Oprah Winfrey and Dr Nadine Burke Harris discuss Adverse Childhood Experiences
From Number Story
Oprah Winfrey and Dr Nadine Burke Harris, Surgeon General of California discuss Adverse Childhood Experiences (ACEs), connecting over their decades of helping people impacted by childhood adversity.
ACEs are a public health crisis that preceded and has been exacerbated by the pandemic. ACEs and the impact of childhood trauma on lifelong health and well-being is something that we both care deeply about.

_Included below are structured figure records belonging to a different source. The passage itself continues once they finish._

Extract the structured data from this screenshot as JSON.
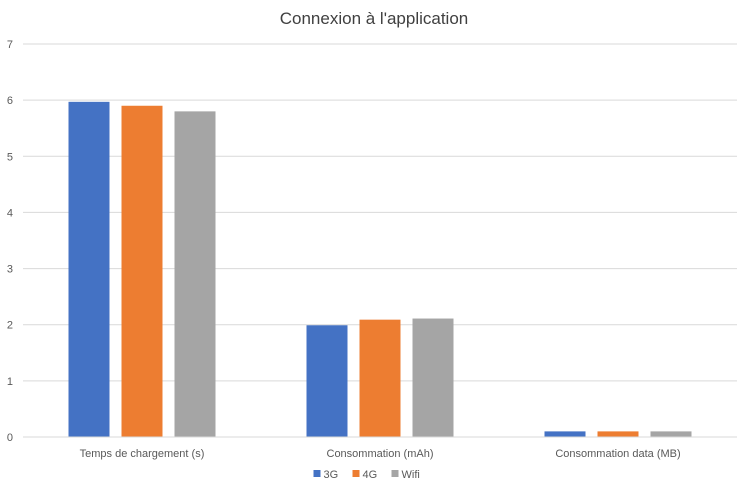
{
  "chart_data": {
    "type": "bar",
    "title": "Connexion à l'application",
    "xlabel": "",
    "ylabel": "",
    "categories": [
      "Temps de chargement (s)",
      "Consommation (mAh)",
      "Consommation data (MB)"
    ],
    "series": [
      {
        "name": "3G",
        "color": "#4472C4",
        "values": [
          5.97,
          1.99,
          0.1
        ]
      },
      {
        "name": "4G",
        "color": "#ED7D31",
        "values": [
          5.9,
          2.09,
          0.1
        ]
      },
      {
        "name": "Wifi",
        "color": "#A5A5A5",
        "values": [
          5.8,
          2.11,
          0.1
        ]
      }
    ],
    "ylim": [
      0,
      7
    ],
    "yticks": [
      "0",
      "1",
      "2",
      "3",
      "4",
      "5",
      "6",
      "7"
    ],
    "grid": true,
    "legend_position": "bottom"
  }
}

Oprah: My book, 'What Happened To You?', written with Dr Bruce Perry came about because of the realization of 'what happened to you' literally colours and shapes your entire worldview. Understanding what happened to you and also what happened to other people who are in your family, in your environment, in your workspace, changes the game. It just changes the way you operate and that question has literally changed the way we operate our school in South Africa.

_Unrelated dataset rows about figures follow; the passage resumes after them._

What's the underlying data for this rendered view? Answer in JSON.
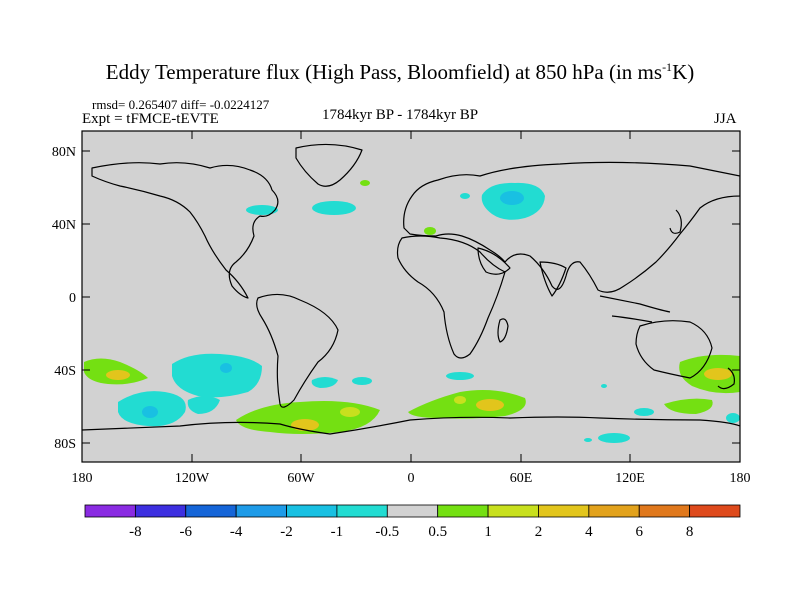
{
  "title": {
    "main": "Eddy Temperature flux (High Pass, Bloomfield) at 850 hPa (in ms",
    "superscript": "-1",
    "end": "K)"
  },
  "stats": "rmsd= 0.265407 diff= -0.0224127",
  "experiment": "Expt = tFMCE-tEVTE",
  "period": "1784kyr BP - 1784kyr BP",
  "season": "JJA",
  "axes": {
    "y_labels": [
      "80N",
      "40N",
      "0",
      "40S",
      "80S"
    ],
    "x_labels": [
      "180",
      "120W",
      "60W",
      "0",
      "60E",
      "120E",
      "180"
    ]
  },
  "colorbar": {
    "colors": [
      "#8a2be2",
      "#3d2fe0",
      "#1565d8",
      "#1e9be8",
      "#19c0e2",
      "#22dcd2",
      "#d2d2d2",
      "#74e012",
      "#c8e01e",
      "#e2c51c",
      "#e2a21c",
      "#e0781c",
      "#de4a1c"
    ],
    "labels": [
      "-8",
      "-6",
      "-4",
      "-2",
      "-1",
      "-0.5",
      "0.5",
      "1",
      "2",
      "4",
      "6",
      "8"
    ]
  },
  "colors": {
    "background_field": "#d2d2d2",
    "neg_small": "#22dcd2",
    "neg_medium": "#19c0e2",
    "pos_small": "#74e012",
    "pos_medium": "#c8e01e",
    "pos_large": "#e2c51c"
  }
}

Girls coming to my school in South Africa were taking the ACE test and, on average, they were scoring a six. They were coming from really traumatic backgrounds at a time when AIDS was infecting 1 out of 4 people and, every week, we had to tell another child, you've lost a parent. But what I wasn't really aware of was the long-term impact.

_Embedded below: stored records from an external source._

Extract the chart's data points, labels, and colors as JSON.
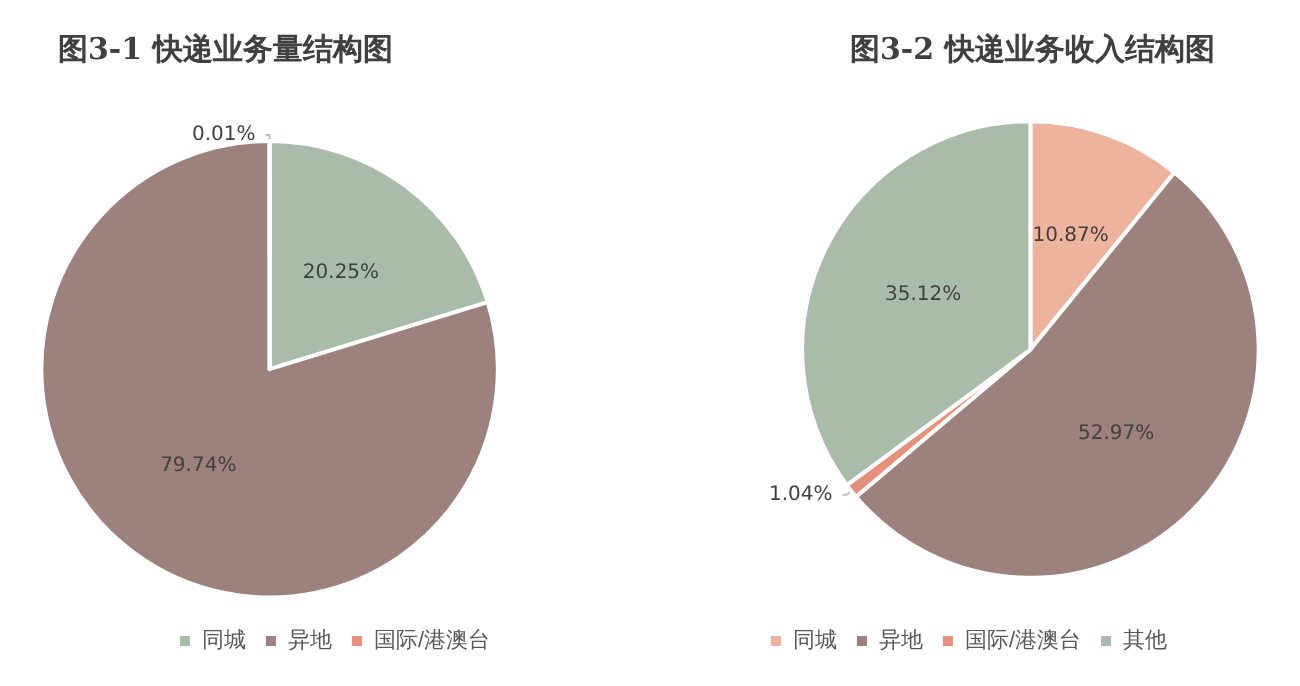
{
  "chart_data": [
    {
      "type": "pie",
      "title": "图3-1 快递业务量结构图",
      "categories": [
        "同城",
        "异地",
        "国际/港澳台"
      ],
      "values": [
        20.25,
        79.74,
        0.01
      ],
      "colors": [
        "#a9bcaa",
        "#9c817d",
        "#e8917a"
      ],
      "value_labels": [
        "20.25%",
        "79.74%",
        "0.01%"
      ],
      "legend": "bottom"
    },
    {
      "type": "pie",
      "title": "图3-2 快递业务收入结构图",
      "categories": [
        "同城",
        "异地",
        "国际/港澳台",
        "其他"
      ],
      "values": [
        10.87,
        52.97,
        1.04,
        35.12
      ],
      "colors": [
        "#eeb39c",
        "#9c817d",
        "#e8917a",
        "#a9bcaa"
      ],
      "value_labels": [
        "10.87%",
        "52.97%",
        "1.04%",
        "35.12%"
      ],
      "legend": "bottom"
    }
  ]
}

Nadine: Yes, I have been shouting about ACEs and their long-term impact for a long time and I kind of relaxed a little bit because I was like if Oprah's talking about it maybe I can retire...
Oprah: It means we need to combine forces and shout even louder because I think it's life-changing. The question that people should be asking when they're dealing with kids who are misbehaving, suspended and labelled is not, 'What's wrong with this child?' but 'What's happened to this child?'. It's a question that suddenly hit me despite talking about approaches for 4 years on the show.
Nadine: It's a systemic issue. Society looks at the individual and says you've got to pull yourself up by your bootstraps. I realized that this is a public health crisis and that means that we have to take a public health approach. One of the pieces that is so fundamental to a public health approach is raising awareness and that is what your book does and why we have created a national public education campaign called numberstory.org.
It's really to help people begin to understand what is the story of your number, what does it mean in terms of your health and your well-being and most importantly recognizing that the number of ACEs that you've experienced doesn't define you. You get to say how your story turns out. It does leave an imprint and you need to be aware of what that imprint is.